Here's a rather large workspace with desktop apps, server apps, CLI tools, and libraries:
https://github.com/storytold/artcraft/blob/main/Cargo.toml
Cargo allows you to universally pin dependencies and features across the entire repo (if you'd like), though you can also deviate from this.
Javascript, on the other hand, is not very fun. I've used Nx, Lerna, and native tools. The tooling is esoteric, and the setup is arcane.
epage•13m ago
- splitting up a package into smaller compilation units to speed up builds as llvm doesn't like large compilation units, e.g. I'm assuming this is why uv is split up
- splitting semver concerns (easiest if different parts of the api are versioned independently), e.g. one hope for splitting out `serde_core` is to allow breaking changes of `serde_derive`
- splitting out optional parts to improve build time (`features` can also be used but usability isn't as great), e.g. `clap` (cli parser) and `clap_complete` (completion support)

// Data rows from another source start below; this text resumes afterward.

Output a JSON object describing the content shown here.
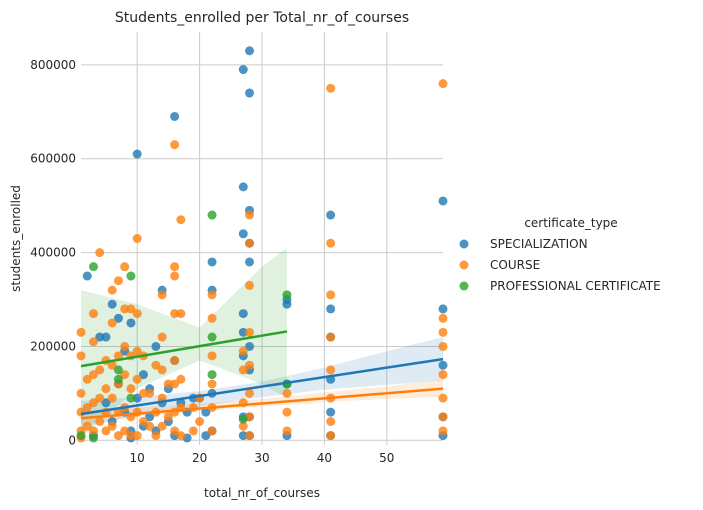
{
  "chart_data": {
    "type": "scatter",
    "title": "Students_enrolled per Total_nr_of_courses",
    "xlabel": "total_nr_of_courses",
    "ylabel": "students_enrolled",
    "xlim": [
      1,
      59
    ],
    "ylim": [
      -10000,
      870000
    ],
    "x_ticks": [
      10,
      20,
      30,
      40,
      50
    ],
    "x_tick_labels": [
      "10",
      "20",
      "30",
      "40",
      "50"
    ],
    "y_ticks": [
      0,
      200000,
      400000,
      600000,
      800000
    ],
    "y_tick_labels": [
      "0",
      "200000",
      "400000",
      "600000",
      "800000"
    ],
    "grid": true,
    "legend": {
      "title": "certificate_type",
      "placement": "right",
      "entries": [
        "SPECIALIZATION",
        "COURSE",
        "PROFESSIONAL CERTIFICATE"
      ]
    },
    "series": [
      {
        "name": "SPECIALIZATION",
        "color": "#1f77b4",
        "fit_line": {
          "x": [
            1,
            59
          ],
          "y": [
            56000,
            173000
          ]
        },
        "ci_band": {
          "x": [
            1,
            10,
            20,
            30,
            40,
            50,
            59
          ],
          "lower": [
            28000,
            52000,
            72000,
            92000,
            108000,
            118000,
            128000
          ],
          "upper": [
            84000,
            92000,
            105000,
            125000,
            155000,
            190000,
            220000
          ]
        },
        "points": [
          [
            2,
            350000
          ],
          [
            3,
            10000
          ],
          [
            4,
            220000
          ],
          [
            5,
            220000
          ],
          [
            5,
            80000
          ],
          [
            6,
            290000
          ],
          [
            6,
            40000
          ],
          [
            7,
            260000
          ],
          [
            7,
            120000
          ],
          [
            8,
            190000
          ],
          [
            8,
            60000
          ],
          [
            9,
            250000
          ],
          [
            9,
            20000
          ],
          [
            9,
            5000
          ],
          [
            10,
            610000
          ],
          [
            10,
            90000
          ],
          [
            11,
            140000
          ],
          [
            11,
            30000
          ],
          [
            12,
            110000
          ],
          [
            12,
            50000
          ],
          [
            13,
            200000
          ],
          [
            13,
            20000
          ],
          [
            14,
            320000
          ],
          [
            14,
            80000
          ],
          [
            15,
            110000
          ],
          [
            15,
            40000
          ],
          [
            16,
            690000
          ],
          [
            16,
            170000
          ],
          [
            16,
            10000
          ],
          [
            17,
            80000
          ],
          [
            18,
            60000
          ],
          [
            18,
            5000
          ],
          [
            19,
            90000
          ],
          [
            20,
            90000
          ],
          [
            21,
            60000
          ],
          [
            21,
            10000
          ],
          [
            22,
            380000
          ],
          [
            22,
            320000
          ],
          [
            22,
            100000
          ],
          [
            22,
            20000
          ],
          [
            27,
            790000
          ],
          [
            27,
            540000
          ],
          [
            27,
            440000
          ],
          [
            27,
            270000
          ],
          [
            27,
            230000
          ],
          [
            27,
            180000
          ],
          [
            27,
            50000
          ],
          [
            27,
            10000
          ],
          [
            28,
            830000
          ],
          [
            28,
            740000
          ],
          [
            28,
            490000
          ],
          [
            28,
            420000
          ],
          [
            28,
            380000
          ],
          [
            28,
            200000
          ],
          [
            28,
            150000
          ],
          [
            28,
            50000
          ],
          [
            28,
            10000
          ],
          [
            34,
            300000
          ],
          [
            34,
            290000
          ],
          [
            34,
            120000
          ],
          [
            34,
            10000
          ],
          [
            41,
            480000
          ],
          [
            41,
            280000
          ],
          [
            41,
            220000
          ],
          [
            41,
            130000
          ],
          [
            41,
            60000
          ],
          [
            41,
            10000
          ],
          [
            59,
            510000
          ],
          [
            59,
            280000
          ],
          [
            59,
            160000
          ],
          [
            59,
            50000
          ],
          [
            59,
            10000
          ]
        ]
      },
      {
        "name": "COURSE",
        "color": "#ff7f0e",
        "fit_line": {
          "x": [
            1,
            59
          ],
          "y": [
            47000,
            110000
          ]
        },
        "ci_band": {
          "x": [
            1,
            10,
            20,
            30,
            40,
            50,
            59
          ],
          "lower": [
            34000,
            50000,
            62000,
            72000,
            82000,
            88000,
            92000
          ],
          "upper": [
            62000,
            70000,
            78000,
            88000,
            102000,
            115000,
            130000
          ]
        },
        "points": [
          [
            1,
            230000
          ],
          [
            1,
            180000
          ],
          [
            1,
            100000
          ],
          [
            1,
            60000
          ],
          [
            1,
            20000
          ],
          [
            1,
            5000
          ],
          [
            2,
            130000
          ],
          [
            2,
            70000
          ],
          [
            2,
            30000
          ],
          [
            3,
            270000
          ],
          [
            3,
            210000
          ],
          [
            3,
            140000
          ],
          [
            3,
            80000
          ],
          [
            3,
            20000
          ],
          [
            4,
            400000
          ],
          [
            4,
            150000
          ],
          [
            4,
            90000
          ],
          [
            4,
            40000
          ],
          [
            5,
            170000
          ],
          [
            5,
            110000
          ],
          [
            5,
            60000
          ],
          [
            5,
            20000
          ],
          [
            6,
            320000
          ],
          [
            6,
            250000
          ],
          [
            6,
            160000
          ],
          [
            6,
            90000
          ],
          [
            6,
            30000
          ],
          [
            7,
            340000
          ],
          [
            7,
            180000
          ],
          [
            7,
            120000
          ],
          [
            7,
            60000
          ],
          [
            7,
            10000
          ],
          [
            8,
            370000
          ],
          [
            8,
            280000
          ],
          [
            8,
            200000
          ],
          [
            8,
            140000
          ],
          [
            8,
            70000
          ],
          [
            8,
            20000
          ],
          [
            9,
            280000
          ],
          [
            9,
            180000
          ],
          [
            9,
            110000
          ],
          [
            9,
            50000
          ],
          [
            9,
            10000
          ],
          [
            10,
            430000
          ],
          [
            10,
            270000
          ],
          [
            10,
            190000
          ],
          [
            10,
            130000
          ],
          [
            10,
            60000
          ],
          [
            10,
            10000
          ],
          [
            11,
            180000
          ],
          [
            11,
            100000
          ],
          [
            11,
            40000
          ],
          [
            12,
            100000
          ],
          [
            12,
            30000
          ],
          [
            13,
            160000
          ],
          [
            13,
            60000
          ],
          [
            13,
            10000
          ],
          [
            14,
            310000
          ],
          [
            14,
            220000
          ],
          [
            14,
            150000
          ],
          [
            14,
            90000
          ],
          [
            14,
            30000
          ],
          [
            15,
            120000
          ],
          [
            15,
            50000
          ],
          [
            16,
            630000
          ],
          [
            16,
            370000
          ],
          [
            16,
            350000
          ],
          [
            16,
            270000
          ],
          [
            16,
            170000
          ],
          [
            16,
            120000
          ],
          [
            16,
            60000
          ],
          [
            16,
            20000
          ],
          [
            17,
            470000
          ],
          [
            17,
            270000
          ],
          [
            17,
            130000
          ],
          [
            17,
            70000
          ],
          [
            17,
            10000
          ],
          [
            19,
            70000
          ],
          [
            19,
            20000
          ],
          [
            20,
            90000
          ],
          [
            20,
            40000
          ],
          [
            22,
            310000
          ],
          [
            22,
            260000
          ],
          [
            22,
            180000
          ],
          [
            22,
            120000
          ],
          [
            22,
            70000
          ],
          [
            22,
            20000
          ],
          [
            27,
            190000
          ],
          [
            27,
            150000
          ],
          [
            27,
            80000
          ],
          [
            27,
            30000
          ],
          [
            28,
            480000
          ],
          [
            28,
            420000
          ],
          [
            28,
            330000
          ],
          [
            28,
            230000
          ],
          [
            28,
            160000
          ],
          [
            28,
            100000
          ],
          [
            28,
            50000
          ],
          [
            28,
            10000
          ],
          [
            34,
            100000
          ],
          [
            34,
            60000
          ],
          [
            34,
            20000
          ],
          [
            41,
            750000
          ],
          [
            41,
            420000
          ],
          [
            41,
            310000
          ],
          [
            41,
            220000
          ],
          [
            41,
            150000
          ],
          [
            41,
            90000
          ],
          [
            41,
            40000
          ],
          [
            41,
            10000
          ],
          [
            59,
            760000
          ],
          [
            59,
            260000
          ],
          [
            59,
            230000
          ],
          [
            59,
            200000
          ],
          [
            59,
            140000
          ],
          [
            59,
            90000
          ],
          [
            59,
            50000
          ],
          [
            59,
            20000
          ]
        ]
      },
      {
        "name": "PROFESSIONAL CERTIFICATE",
        "color": "#2ca02c",
        "fit_line": {
          "x": [
            1,
            34
          ],
          "y": [
            158000,
            232000
          ]
        },
        "ci_band": {
          "x": [
            1,
            10,
            20,
            30,
            34
          ],
          "lower": [
            5000,
            110000,
            170000,
            120000,
            90000
          ],
          "upper": [
            320000,
            290000,
            240000,
            370000,
            410000
          ]
        },
        "points": [
          [
            1,
            10000
          ],
          [
            3,
            370000
          ],
          [
            3,
            5000
          ],
          [
            7,
            150000
          ],
          [
            7,
            130000
          ],
          [
            9,
            350000
          ],
          [
            9,
            90000
          ],
          [
            22,
            480000
          ],
          [
            22,
            220000
          ],
          [
            22,
            140000
          ],
          [
            27,
            45000
          ],
          [
            34,
            310000
          ],
          [
            34,
            120000
          ]
        ]
      }
    ]
  }
}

- local development tools, e.g. https://github.com/matklad/cargo-xtask
- less commonly run tests or benches that have expensive dependencies, e.g. `toml` splits out a benchmark package for comparing performance of `toml`, `toml_edit`, an old version of `toml`, and `serde_json`
- proc-macros generally have a regular library they generate code against
- lower development overhead to develop them together, e.g. anstyle has a lot of related packages and I wouldn't be wanting to maintain a repo per package
Packages also let you mix a library with bins and examples. We talked about multi-purpose packages vs libraries at https://blog.rust-lang.org/inside-rust/2024/02/13/this-devel... (this was before workspace publishing was supported).
Something this doesn't mention is that Cargo workspaces allow for sharing parts of the manifest through "workspace inheritance", including package metadata like the repo, dependency version requirements, lint configuration, or compilation profiles.